Ten rozdział mam przyjemność zadedykować
wszystkim fanom Pangie.
Mieliśmy już tam wejść [do gabinetu Germana], gdy nagle drzwi się otworzyły, a w nich stała...
Jade ze swoim bratem Matiasem!
- Pablo, chodź szybko musimy się schować! - rzuciłam i pobiegliśmy się zamknąć w moim pokoju.Staliśmy pod drzwiami i nasłuchiwaliśmy czy przypadkiem nie idą w naszą stronę.

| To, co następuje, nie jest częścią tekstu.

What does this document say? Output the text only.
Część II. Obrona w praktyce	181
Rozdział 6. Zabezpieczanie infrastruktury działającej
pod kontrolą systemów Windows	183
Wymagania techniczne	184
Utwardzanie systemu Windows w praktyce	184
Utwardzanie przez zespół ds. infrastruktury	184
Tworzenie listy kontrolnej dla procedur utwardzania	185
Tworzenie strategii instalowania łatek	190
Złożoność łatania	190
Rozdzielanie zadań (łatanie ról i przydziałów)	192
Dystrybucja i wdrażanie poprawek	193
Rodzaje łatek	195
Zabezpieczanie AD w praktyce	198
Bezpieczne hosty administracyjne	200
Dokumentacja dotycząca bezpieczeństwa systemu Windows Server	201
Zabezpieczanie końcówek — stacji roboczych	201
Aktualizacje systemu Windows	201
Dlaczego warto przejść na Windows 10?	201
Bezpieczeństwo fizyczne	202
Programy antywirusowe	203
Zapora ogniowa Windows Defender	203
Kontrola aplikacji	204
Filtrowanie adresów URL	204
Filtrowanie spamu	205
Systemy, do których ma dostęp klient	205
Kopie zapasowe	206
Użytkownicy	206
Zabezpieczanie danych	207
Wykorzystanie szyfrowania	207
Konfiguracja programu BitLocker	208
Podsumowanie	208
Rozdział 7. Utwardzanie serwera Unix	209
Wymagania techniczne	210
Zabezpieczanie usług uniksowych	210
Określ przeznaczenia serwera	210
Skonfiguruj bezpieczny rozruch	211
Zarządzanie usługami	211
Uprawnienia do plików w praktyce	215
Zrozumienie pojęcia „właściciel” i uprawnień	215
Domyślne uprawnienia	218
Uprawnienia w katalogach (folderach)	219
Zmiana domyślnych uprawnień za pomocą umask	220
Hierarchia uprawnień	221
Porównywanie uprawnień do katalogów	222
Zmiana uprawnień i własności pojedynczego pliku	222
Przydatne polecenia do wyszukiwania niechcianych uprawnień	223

- Co ona tutaj robi? - myślałam na głos.
- Angie, a może ona wróciła do Germana?
- Nie. Raczej to nie możliwe.
- Chyba widzisz, że wszystko jest możliwe!
- Ciszej, Pablo...
- Całkiem miła nauczycielka tańca okazuje się być szantażystką, a Ty twierdzisz, że to, iż była ukochana Twojego szwagra nie może do niego wrócić! Może trzeba wyjść i im powiedzieć? No, bo jak tu będą mieszkać to wątpię, żeby nas nie zobaczyli!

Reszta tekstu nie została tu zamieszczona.